代码分析Wifif enableNetwork流程:
frameworks/base/wifi/java/android/net/wifi/WifiManager.java
* @return {@code true} if the operation succeeded
*/
public boolean enableNetwork(int netId, boolean disableOthers) {
final boolean pin = disableOthers && mTargetSdkVersion < Build.VERSION_CODES.LOLLIPOP;
if (pin) {
registerPinningNetworkCallback();
}
boolean success;
try {
success = mService.enableNetwork(netId, disableOthers);
} catch (RemoteException e) {
success = false;
}
if (pin && !success) {
unregisterPinningNetworkCallback();
}
return success;
}
APP 调用WifiManager.enableNetwork,通过AIDL与服务端进行跨进程通信。

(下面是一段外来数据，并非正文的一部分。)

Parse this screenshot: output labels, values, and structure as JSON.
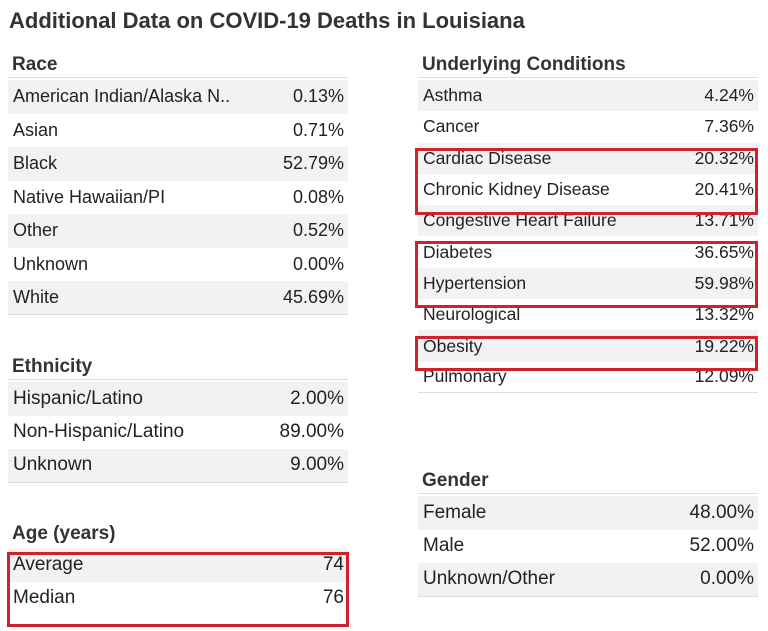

frameworks/base/wifi/java/android/net/wifi/IWifiManager.aidl
interface IWifiManager
{
int getSupportedFeatures();
WifiActivityEnergyInfo reportActivityInfo();
List<WifiConfiguration> getConfiguredNetworks();
List<WifiConfiguration> getPrivilegedConfiguredNetworks();
WifiConfiguration getMatchingWifiConfig(in ScanResult scanResult);
int addOrUpdateNetwork(in WifiConfiguration config);
boolean removeNetwork(int netId);
boolean enableNetwork(int netId, boolean disableOthers);
服务端:
frameworks/opt/net/wifi/service/java/com/android/server/wifi/WifiServiceImpl.java
/**
* See {@link android.net.wifi.WifiManager#enableNetwork(int, boolean)}
* @param netId the integer that identifies the network configuration
* to the supplicant
* @param disableOthers if true, disable all other networks.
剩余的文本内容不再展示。